The West Passage
- Author: Jared Pechaček
- Language: English
- Genre: Fantasy
- Publisher: Tor Books
- Publication date: July 16, 2024
- Pages: 384
- Awards: Crawford Award (2025)
- ISBN: 9781250323743

= The West Passage =

2024 fantasy novel by Jared Pecaček

The West Passage is the 2024 debut fantasy novel written by Jared Pechaček, published by Tor Books.

==Plot==
The book follows Kew and Pell, two members of the Grey Tower, one of five towers set in the city-like megastructure known only as the Palace.

==Awards and reception==
The novel received the 2025 Crawford Award.
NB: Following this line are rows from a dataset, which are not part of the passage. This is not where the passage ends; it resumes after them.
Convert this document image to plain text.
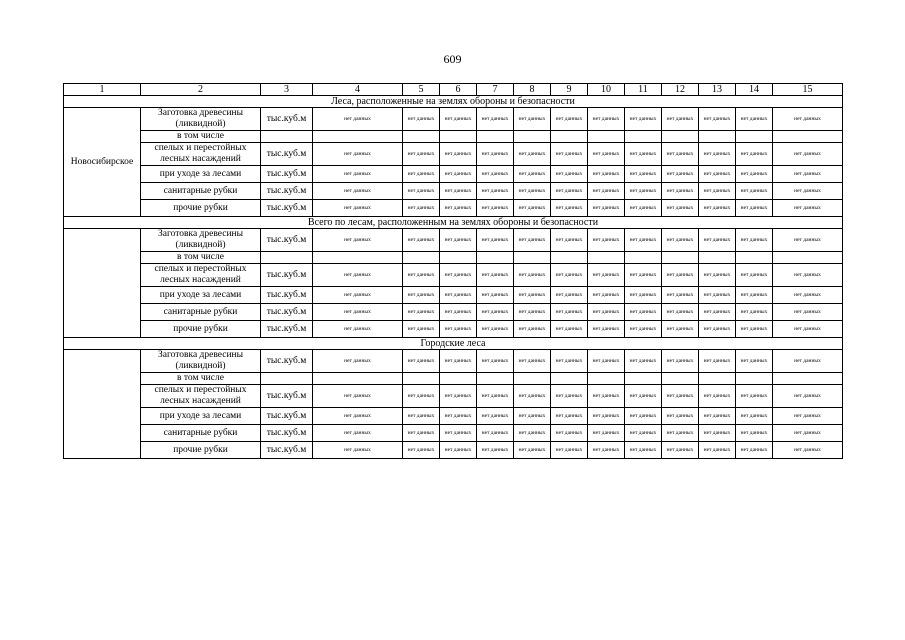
609
1	2	3	4	5	6	7	8	9	10	11	12	13	14	15
Леса, расположенные на землях обороны и безопасности														
Новосибирское	Заготовка древесины (ликвидной)	тыс.куб.м	нет данных	нет данных	нет данных	нет данных	нет данных	нет данных	нет данных	нет данных	нет данных	нет данных	нет данных	нет данных
	в том числе													
	спелых и перестойных лесных насаждений	тыс.куб.м	нет данных	нет данных	нет данных	нет данных	нет данных	нет данных	нет данных	нет данных	нет данных	нет данных	нет данных	нет данных
	при уходе за лесами	тыс.куб.м	нет данных	нет данных	нет данных	нет данных	нет данных	нет данных	нет данных	нет данных	нет данных	нет данных	нет данных	нет данных
	санитарные рубки	тыс.куб.м	нет данных	нет данных	нет данных	нет данных	нет данных	нет данных	нет данных	нет данных	нет данных	нет данных	нет данных	нет данных
	прочие рубки	тыс.куб.м	нет данных	нет данных	нет данных	нет данных	нет данных	нет данных	нет данных	нет данных	нет данных	нет данных	нет данных	нет данных
Всего по лесам, расположенным на землях обороны и безопасности														
	Заготовка древесины (ликвидной)	тыс.куб.м	нет данных	нет данных	нет данных	нет данных	нет данных	нет данных	нет данных	нет данных	нет данных	нет данных	нет данных	нет данных
	в том числе													
	спелых и перестойных лесных насаждений	тыс.куб.м	нет данных	нет данных	нет данных	нет данных	нет данных	нет данных	нет данных	нет данных	нет данных	нет данных	нет данных	нет данных
	при уходе за лесами	тыс.куб.м	нет данных	нет данных	нет данных	нет данных	нет данных	нет данных	нет данных	нет данных	нет данных	нет данных	нет данных	нет данных
	санитарные рубки	тыс.куб.м	нет данных	нет данных	нет данных	нет данных	нет данных	нет данных	нет данных	нет данных	нет данных	нет данных	нет данных	нет данных
	прочие рубки	тыс.куб.м	нет данных	нет данных	нет данных	нет данных	нет данных	нет данных	нет данных	нет данных	нет данных	нет данных	нет данных	нет данных
Городские леса														
	Заготовка древесины (ликвидной)	тыс.куб.м	нет данных	нет данных	нет данных	нет данных	нет данных	нет данных	нет данных	нет данных	нет данных	нет данных	нет данных	нет данных
	в том числе													
	спелых и перестойных лесных насаждений	тыс.куб.м	нет данных	нет данных	нет данных	нет данных	нет данных	нет данных	нет данных	нет данных	нет данных	нет данных	нет данных	нет данных
	при уходе за лесами	тыс.куб.м	нет данных	нет данных	нет данных	нет данных	нет данных	нет данных	нет данных	нет данных	нет данных	нет данных	нет данных	нет данных
	санитарные рубки	тыс.куб.м	нет данных	нет данных	нет данных	нет данных	нет данных	нет данных	нет данных	нет данных	нет данных	нет данных	нет данных	нет данных
	прочие рубки	тыс.куб.м	нет данных	нет данных	нет данных	нет данных	нет данных	нет данных	нет данных	нет данных	нет данных	нет данных	нет данных	нет данных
It received a starred review from Kirkus Reviews and was shortlisted for the 2025 Ursula K. Le Guin Prize.

"This is a vividly depicted, decidedly peculiar world governed by an inexplicable logic... Its fablelike but off-kilter qualities and architectural setting will likely appeal to fans of Susanna Clarke’s Piranesi, Angélica Gorodischer’s Kalpa Imperial, and Josiah Bancroft’s Books of Babel series." — Kirkus Reviews, review of The West Passage

The book was a finalist for the 2025 Locus Award for Best First Novel. It was a finalist for the 2025 Washington State Book Award.
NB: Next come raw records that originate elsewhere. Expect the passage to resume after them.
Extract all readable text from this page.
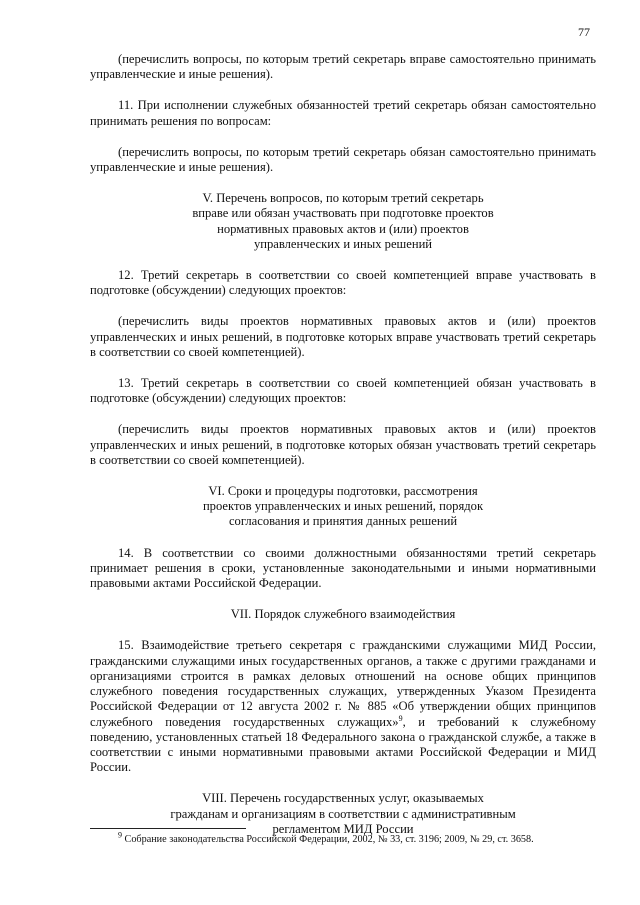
77

(перечислить вопросы, по которым третий секретарь вправе самостоятельно принимать управленческие и иные решения).

11. При исполнении служебных обязанностей третий секретарь обязан самостоятельно принимать решения по вопросам:

(перечислить вопросы, по которым третий секретарь обязан самостоятельно принимать управленческие и иные решения).

V. Перечень вопросов, по которым третий секретарь
вправе или обязан участвовать при подготовке проектов
нормативных правовых актов и (или) проектов
управленческих и иных решений

12. Третий секретарь в соответствии со своей компетенцией вправе участвовать в подготовке (обсуждении) следующих проектов:

(перечислить виды проектов нормативных правовых актов и (или) проектов управленческих и иных решений, в подготовке которых вправе участвовать третий секретарь в соответствии со своей компетенцией).

13. Третий секретарь в соответствии со своей компетенцией обязан участвовать в подготовке (обсуждении) следующих проектов:

(перечислить виды проектов нормативных правовых актов и (или) проектов управленческих и иных решений, в подготовке которых обязан участвовать третий секретарь в соответствии со своей компетенцией).

VI. Сроки и процедуры подготовки, рассмотрения
проектов управленческих и иных решений, порядок
согласования и принятия данных решений

14. В соответствии со своими должностными обязанностями третий секретарь принимает решения в сроки, установленные законодательными и иными нормативными правовыми актами Российской Федерации.

VII. Порядок служебного взаимодействия

15. Взаимодействие третьего секретаря с гражданскими служащими МИД России, гражданскими служащими иных государственных органов, а также с другими гражданами и организациями строится в рамках деловых отношений на основе общих принципов служебного поведения государственных служащих, утвержденных Указом Президента Российской Федерации от 12 августа 2002 г. № 885 «Об утверждении общих принципов служебного поведения государственных служащих»$^9$, и требований к служебному поведению, установленных статьей 18 Федерального закона о гражданской службе, а также в соответствии с иными нормативными правовыми актами Российской Федерации и МИД России.

VIII. Перечень государственных услуг, оказываемых
гражданам и организациям в соответствии с административным
регламентом МИД России

$^9$ Собрание законодательства Российской Федерации, 2002, № 33, ст. 3196; 2009, № 29, ст. 3658.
In Jake Casella Brookins’ review at Locus Magazine, he noted: "The world of this book is an astonishing delight; each section is new and surprising, but there’s a depth and a completeness to surroundings that is spellbinding. Giant architectural whimsy, here falling into ruin, there still bustling with activity, elsewhere echoing with ancient secrets and magic: It’s a perpetually engaging romp."